Partijen verschillen van mening over de vraag op wiens weg het lag om het initiatief tot consolidatie te nemen. De consolidatieovereenkomst geeft op dit punt geen uitsluitsel.

4.15. Het antwoord op de vraag of uitsluitend A tot consolideren bevoegd was kan in het midden blijven. Met de onder 1 n. vermelde brief heeft NNEK in elk geval tegenover A de verwachting gewekt dat zij het consolideren tot onderdeel van het aan haar toevertrouwde vermogensbeheer rekende. Tegenover het verwijt van A dat zij niet tot consolidatie is overgegaan, kan zij dan ook niet aanvoeren dat daartoe op last van de Kas-Associatie de uitdrukkelijke instructie van A vereist was. NNEK had – ervan uitgaande dat zij eigenmachtig niet tot consolidatie bevoegd was – A op de noodzaak om te consolideren behoren te wijzen, hetgeen zij heeft nagelaten. NNEK is dan ook in voormelde zin tekort geschoten in haar zorgplicht als vermogensbeheerder.

Eigen schuld

4.16. Als na bewijslevering komt vast te staan dat NNEK in strijd met haar zorgplicht als bedoeld in rechtsoverwegingen 4.5 en 4.6 heeft gehandeld dient nog te worden beoordeeld of en in hoeverre A eigen schuld heeft aan de door hem als gevolg hiervan geleden schade. Ten aanzien van de schade die als gevolg van de onder 4.15 bedoelde tekortkoming van NNEK is geleden geldt dat deze geheel aan NNEK is toe te rekenen. Voor zover NNEK ten aanzien van deze schade een beroep op eigen schuld van A heeft willen doen, wordt overwogen dat geen omstandigheden zijn gesteld of gebleken die aanleiding zouden kunnen vormen voor het (mede) toerekenen hiervan aan A.

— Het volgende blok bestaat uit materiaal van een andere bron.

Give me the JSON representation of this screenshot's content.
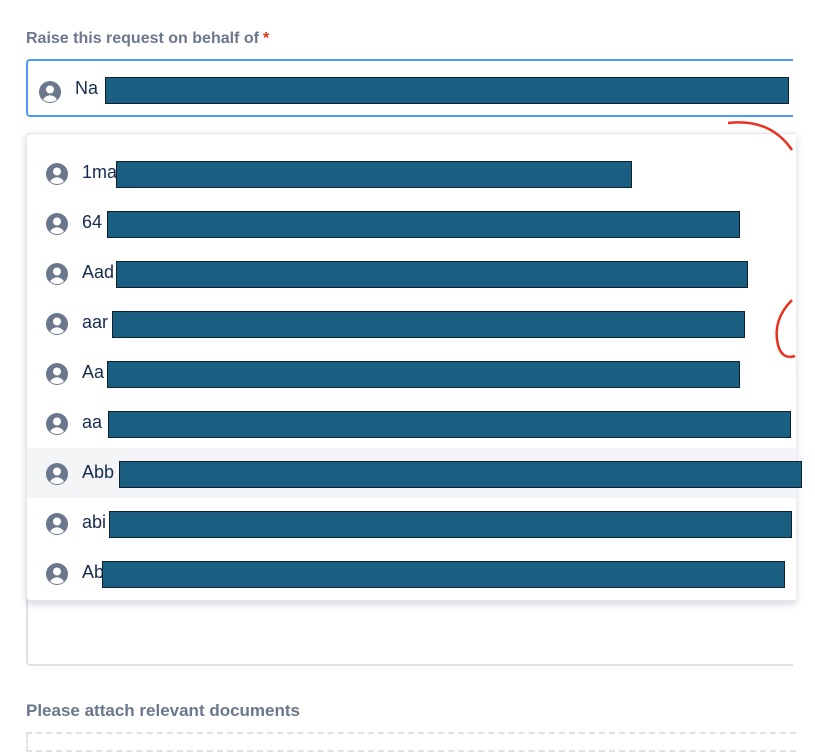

4.17. De rechtbank zal bepalen dat partijen desgewenst reeds thans hoger beroep van dit tussenvonnis kunnen instellen. Iedere verdere beslissing zal worden aangehouden.

Beslissing

De rechtbank:

laat A toe tot het bewijs dat:

a NNEK hem voorafgaand aan de overeenkomst niet heeft gewezen op de aan Premselaar-methode verbonden risico’s, en

b dat NNEK hem niet, althans onvoldoende, heeft geïnformeerd omtrent zijn mogelijkheden tot ingrijpen in de overeenkomst;

bepaalt dat getuigen kunnen worden gehoord door het lid van deze rechtbank mr. S.P. Pompe, hierbij tot rechter-commissaris benoemd;

verwijst de zaak naar de rol van de tweede enkelvoudige kamer van 19 november 2003 opdat A alsdan kan doen mededelen of hij van de gelegenheid tot bewijslevering door getuigen en zo ja, door hoeveel, gebruik maakt, en met een opgave van de verhinderdata van alle betrokkenen in de eerstvolgende drie maanden, waarna een dag voor getuigenverhoor zal worden bepaald dan wel wordt voortgeprocedeerd;

bepaalt dat hoger beroep van dit vonnis reeds thans kan worden ingesteld;

houdt iedere verdere beslissing aan.

»Annotatie

1. De vermogensbeheerder hanteert een beleggingsmethode waaraan duidelijke risico’s zijn verbonden. De effectenportefeuille wordt voor 50% gefinancierd met vreemd vermogen, er wordt voornamelijk belegd in groeiaandelen en de aan- en verkopen worden gestuurd door de hoogte van de schuld aan de bank. Neemt de waarde van de portefeuille toe, dan worden effecten aangekocht met vreemd vermogen, en neemt zij af, dan worden effecten verkocht ter aflossing van de schuld, zodat het vreemd vermogen rond de 50% blijft. Een onbedoeld gevolg is, dat men koopt als de beurs hoog staat en verkoopt als zij is gedaald. In een stijgende markt leidt de methode tot dubbele winsten, in een dalende markt tot dubbele verliezen.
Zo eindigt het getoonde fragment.